$$\int_0^\infty \frac{1}{1+x^n} \, dx=\frac 1n \int_0^\infty \frac{x^{\frac 1n-1}}{1+x} \, dx=\frac 1n \left(\frac{\pi}{\sin \frac{\pi}n} \right)=\frac{\pi}n\csc\left(\frac{\pi}n\right)$$
Which rule or law has been applied after the first equality sign?
The "rule" that has been applied is
$$ \int_0^\infty \frac{x^{a - 1}}{1 + x} = \frac{\pi}{\sin \pi a}, \quad 0 < a < 1$$
If you don't know residue theory, one way to show this is to prove that the function
$$F(a) = \int_0^\infty \frac{x^{a-1}}{1 + x}\, dx,\quad 0 < a < 1$$
satisfies the differential equation
$$\ddot{F}F - \dot{F}^2 - F^4 = 0,\quad F(1/2) = \pi, \quad \dot{F}(1/2) = 0$$
and verify that the unique solution is $\pi/\sin \pi a$.

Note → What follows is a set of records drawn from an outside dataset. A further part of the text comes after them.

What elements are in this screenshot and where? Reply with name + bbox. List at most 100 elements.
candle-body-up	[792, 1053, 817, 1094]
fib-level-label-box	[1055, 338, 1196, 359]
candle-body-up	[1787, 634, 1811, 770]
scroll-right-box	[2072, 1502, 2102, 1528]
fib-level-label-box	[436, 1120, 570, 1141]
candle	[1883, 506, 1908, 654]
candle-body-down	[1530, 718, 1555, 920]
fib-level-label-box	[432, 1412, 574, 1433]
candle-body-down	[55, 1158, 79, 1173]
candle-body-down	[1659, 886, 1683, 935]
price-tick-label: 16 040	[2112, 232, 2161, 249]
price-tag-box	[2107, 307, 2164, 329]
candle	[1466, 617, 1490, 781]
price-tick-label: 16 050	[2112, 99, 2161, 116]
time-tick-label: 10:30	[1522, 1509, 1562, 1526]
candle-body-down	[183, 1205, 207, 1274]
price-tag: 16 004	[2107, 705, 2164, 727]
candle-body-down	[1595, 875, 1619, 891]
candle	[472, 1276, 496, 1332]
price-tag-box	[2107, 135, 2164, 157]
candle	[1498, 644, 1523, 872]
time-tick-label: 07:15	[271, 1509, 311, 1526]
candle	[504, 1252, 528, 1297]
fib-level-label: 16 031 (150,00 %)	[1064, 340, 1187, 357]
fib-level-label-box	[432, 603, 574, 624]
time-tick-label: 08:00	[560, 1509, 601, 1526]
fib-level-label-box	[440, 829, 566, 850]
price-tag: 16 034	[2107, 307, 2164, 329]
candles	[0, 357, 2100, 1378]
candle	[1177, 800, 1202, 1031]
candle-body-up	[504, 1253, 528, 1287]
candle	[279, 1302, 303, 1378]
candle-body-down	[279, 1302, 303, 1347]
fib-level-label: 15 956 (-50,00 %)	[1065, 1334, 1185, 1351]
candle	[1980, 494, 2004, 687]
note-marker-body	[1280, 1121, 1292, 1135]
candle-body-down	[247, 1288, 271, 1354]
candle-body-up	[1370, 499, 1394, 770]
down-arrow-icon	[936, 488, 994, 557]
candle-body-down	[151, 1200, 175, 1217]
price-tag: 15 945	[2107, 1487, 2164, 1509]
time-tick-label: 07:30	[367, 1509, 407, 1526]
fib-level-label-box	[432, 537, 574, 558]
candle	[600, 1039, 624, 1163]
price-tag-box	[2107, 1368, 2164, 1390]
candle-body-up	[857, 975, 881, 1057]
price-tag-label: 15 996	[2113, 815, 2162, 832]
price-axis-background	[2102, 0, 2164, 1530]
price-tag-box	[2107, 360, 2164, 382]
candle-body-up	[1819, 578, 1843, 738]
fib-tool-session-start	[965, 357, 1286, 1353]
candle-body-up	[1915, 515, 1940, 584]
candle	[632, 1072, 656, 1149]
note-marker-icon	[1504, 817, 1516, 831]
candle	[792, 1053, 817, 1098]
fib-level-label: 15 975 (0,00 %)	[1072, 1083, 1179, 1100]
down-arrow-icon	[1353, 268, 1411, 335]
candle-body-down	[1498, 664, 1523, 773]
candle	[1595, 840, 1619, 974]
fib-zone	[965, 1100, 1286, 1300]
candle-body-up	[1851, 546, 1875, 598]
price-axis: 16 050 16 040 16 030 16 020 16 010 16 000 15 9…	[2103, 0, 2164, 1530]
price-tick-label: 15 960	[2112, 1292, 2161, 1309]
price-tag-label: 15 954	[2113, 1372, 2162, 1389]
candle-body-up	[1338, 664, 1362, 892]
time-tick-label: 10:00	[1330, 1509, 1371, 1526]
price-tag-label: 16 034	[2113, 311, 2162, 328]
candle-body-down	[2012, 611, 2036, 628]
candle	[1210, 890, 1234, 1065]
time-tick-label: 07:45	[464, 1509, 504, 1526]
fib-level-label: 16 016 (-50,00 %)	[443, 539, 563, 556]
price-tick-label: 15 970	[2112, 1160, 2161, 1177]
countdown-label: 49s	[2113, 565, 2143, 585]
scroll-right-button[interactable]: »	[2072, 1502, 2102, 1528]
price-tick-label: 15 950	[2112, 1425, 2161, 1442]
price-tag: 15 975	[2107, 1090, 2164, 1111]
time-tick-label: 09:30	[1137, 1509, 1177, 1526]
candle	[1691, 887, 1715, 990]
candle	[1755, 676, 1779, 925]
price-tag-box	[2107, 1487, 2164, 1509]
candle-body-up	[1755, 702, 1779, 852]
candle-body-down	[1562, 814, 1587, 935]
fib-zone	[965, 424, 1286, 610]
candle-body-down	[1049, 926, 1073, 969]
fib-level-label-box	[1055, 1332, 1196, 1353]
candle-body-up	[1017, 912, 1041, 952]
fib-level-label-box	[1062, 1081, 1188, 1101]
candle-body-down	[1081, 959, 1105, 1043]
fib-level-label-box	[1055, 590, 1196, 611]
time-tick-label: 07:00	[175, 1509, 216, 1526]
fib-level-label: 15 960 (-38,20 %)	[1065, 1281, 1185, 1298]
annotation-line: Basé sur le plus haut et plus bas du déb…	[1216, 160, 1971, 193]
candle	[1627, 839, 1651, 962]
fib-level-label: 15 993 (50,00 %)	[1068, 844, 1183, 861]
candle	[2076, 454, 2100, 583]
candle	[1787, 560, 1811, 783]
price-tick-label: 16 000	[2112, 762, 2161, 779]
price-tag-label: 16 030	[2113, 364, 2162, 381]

The substitution $$ z = x^n \\ dz = n x^{n-1} dx = n (z/x) \, dx \Rightarrow dx = \frac{1}{n} \frac{x}{z} dz = \frac{1}{n} \frac{z^{1/n}}{z} dz = \frac{1}{n} z^{(1/n)-1} dz $$ which leads to $$ \int\limits_0^\infty \frac{dx}{1+x^n} = \frac{1}{n}\int\limits_0^\infty \frac{z^{(1/n)-1}}{1+z} dz $$ was used and then they renamed $z$ back into $x$.
Letting $u=x^n$, $$ \begin{align} \int_0^\infty\frac{\mathrm{d}x}{1+x^n} &=\frac1n\int_0^\infty\frac{u^{\frac1n-1}}{1+u}\,\mathrm{d}u\\[8pt] &=\tfrac1n\mathrm{B}\left(\tfrac1n,1-\tfrac1n\right)\\[4pt] &=\frac1n\frac{\Gamma\left(\frac1n\right)\Gamma\left(1-\frac1n\right)}{\Gamma(1)} \end{align} $$ where $\mathrm{B}(x,y)$ is the Beta Function and $\Gamma(x)$ is the Gamma Function.
We can use Euler's Reflection Formula, which says $$ \Gamma(x)\Gamma(1-x)=\pi\csc(\pi x) $$ A number of methods for evaluating this integral and a proof of the Euler's Reflection Formula can be found in this answer.